Having never been to Sounds of the Suburbs before, I was a little sceptical about how a festival in a laneway would work but from the moment I entered the gates, any doubts I may have had were trampled by the boutique festival’s atmosphere. It was as if I had just stepped into another world, a crazy art-filled, free from judgement, all day party. The avant-garde outfits, music and art all combined to create one eccentric and exciting day.
With a stellar lineup, killer vibes and plenty of nachos on hand, Sounds of the Suburbs 2015 wasn’t just a festival, it was a shared artistic experience.
To help you understand a little better, the festival takes place in Wilbar Lane, Cronulla right next to the independent art gallery Space 44 and extends back to an underground car park. The space may be limited but it’s certainly used well. The car park was home for a day to live art, merch, a hangout space and opportunities for printed photo strips, and 22 acts were spread across three stages, one close to the entrance, in front of Space 44, another in the laneway and the third stage inside the onsite Mexican restaurant El Sol, which added a really unique element to the event.
Zefereli, the solo project from The Cairos lead singer Alistair Richardson, was the first to hit the Lane Stage, with the scattered crowd nodding their heads to tracks like Once In A While. Over to the Space Stage and Illawarra psycho punk rockers The Pinheads dominated the stage – and the festival – with their insanely energetic and peculiar set. The seven piece band were loud and unpredictable as their set ranged from members of the band jumping up and climbing buildings to the lead singer hiding in a (thankfully empty) garbage bin in the crowd; switch back to the stage and someone is stripping down to their underwear. Their set was full of energy as audience members were fascinated by their weirdness which brought the songs alive. Their debut single I Wanna Be a Girl was a crowd favourite; everyone was lost in a manic trance.

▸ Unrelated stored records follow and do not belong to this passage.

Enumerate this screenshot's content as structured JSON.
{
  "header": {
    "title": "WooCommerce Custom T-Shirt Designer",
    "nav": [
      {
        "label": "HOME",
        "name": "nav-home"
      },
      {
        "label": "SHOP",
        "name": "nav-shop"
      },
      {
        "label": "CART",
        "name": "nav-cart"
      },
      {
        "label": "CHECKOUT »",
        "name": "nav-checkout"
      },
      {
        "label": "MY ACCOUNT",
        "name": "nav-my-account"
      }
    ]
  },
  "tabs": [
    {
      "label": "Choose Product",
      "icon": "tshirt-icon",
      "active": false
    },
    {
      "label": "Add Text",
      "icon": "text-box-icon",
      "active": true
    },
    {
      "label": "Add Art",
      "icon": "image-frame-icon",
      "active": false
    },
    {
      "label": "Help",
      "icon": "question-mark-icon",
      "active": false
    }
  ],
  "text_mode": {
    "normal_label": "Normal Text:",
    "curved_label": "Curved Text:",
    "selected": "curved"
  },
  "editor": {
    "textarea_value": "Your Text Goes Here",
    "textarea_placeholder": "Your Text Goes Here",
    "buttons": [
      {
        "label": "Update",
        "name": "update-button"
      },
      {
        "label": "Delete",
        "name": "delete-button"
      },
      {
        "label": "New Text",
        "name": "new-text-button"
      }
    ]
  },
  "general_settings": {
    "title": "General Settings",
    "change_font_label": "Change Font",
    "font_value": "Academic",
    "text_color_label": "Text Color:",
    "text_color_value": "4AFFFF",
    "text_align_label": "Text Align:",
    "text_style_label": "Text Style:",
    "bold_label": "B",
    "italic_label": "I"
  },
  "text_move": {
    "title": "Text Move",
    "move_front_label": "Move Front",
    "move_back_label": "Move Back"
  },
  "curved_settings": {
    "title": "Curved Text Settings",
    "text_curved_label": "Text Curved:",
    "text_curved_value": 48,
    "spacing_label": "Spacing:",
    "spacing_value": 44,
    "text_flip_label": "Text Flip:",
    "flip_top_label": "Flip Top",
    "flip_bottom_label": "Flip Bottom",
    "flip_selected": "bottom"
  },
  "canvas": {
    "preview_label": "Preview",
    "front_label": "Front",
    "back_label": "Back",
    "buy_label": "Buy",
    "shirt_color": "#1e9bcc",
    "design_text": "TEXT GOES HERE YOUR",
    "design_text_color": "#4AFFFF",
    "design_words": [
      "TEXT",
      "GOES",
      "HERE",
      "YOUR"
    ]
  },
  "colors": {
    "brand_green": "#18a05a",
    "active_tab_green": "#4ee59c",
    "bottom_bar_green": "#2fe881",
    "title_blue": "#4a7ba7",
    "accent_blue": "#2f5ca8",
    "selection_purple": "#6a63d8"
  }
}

Sydney four-piece Letters to Lions resembled a more laid back version of Two Door Cinema Club with their recently released track Following taking flight early as the crowd wandered closer to get a better listen. California garage rockers White Fang brought a punk and grunge element to the festival, impressing the building audience. The band reassembled later in the night on the Lane Stage to play as The Memories, a much calmer folk rock outfit compared to White Fang. The range of their talent impressed punters as many had to look at the stage twice before realising the band members looked familiar. Both sets were a highlight of the day.
The Garden, also from California, reiterated the punk energy as twin brothers Wyatt and Fletcher Shears played tunes from their upcoming album haha, set for release later this month. Their set was exciting, weird and everything the crowd needed to hear as the day crawled on and the lane swelled. Hitting the stage in the late afternoon, Drunk Mums’ crowd filled the Wilbur Lane almost to the back, with crowd surfers going wild. The Melbourne pub rockers smashed out tracks like Pub On My Own and Plastic to which punters responded their approval by raising their many, many plastic cups.
Coming off the back of winning triple J Unearthed Splendour spot and signing to Rat Bag Records, Byron Bay three-piece Skegss had an intense and energetic crowd to party with at Sounds of The Suburbs. Cigarettes, plastic cups, sweat and shoes were left on the Space Stage after Skegss departed. Punters went crazy for the unique sound that fans have come to love, so much so that security guards had to step in before the speakers were pushed over. Skegss responded to the security guards interaction with the crowd by saying “C’mon it’s just a bit of fun,” before launching into the crowd. No one wanted their set to end. Except maybe the security guards.
Sydney garage fuzz band Food Court brought their all to the El Sol stage. What’s better than eating nachos and dancing around to Food Court? The fans would have answered nothing, because they looked pretty damn satisfied. Citizen Kay was the last artist to grace the Mexican restaurant stage and he made sure his set made an impact on everyone’s night. Holy Holy provided the festival goers with a different sound to finish the night, their alternative rock tracks reaching out to those lingering around the laneway.
The day showcased local talent in all fields, with live art installations, local bands and even the onsite Mexican restaurant and Space44 gallery giving their all. The international acts on the bill were incredibly impressive and all the locals added to the authentic and creative vibe that the festival is becoming fast renowned for. Discovery is one of Sounds of The Suburbs’ greatest strengths. It’s a festival not to miss – a celebration of creativity in all its forms.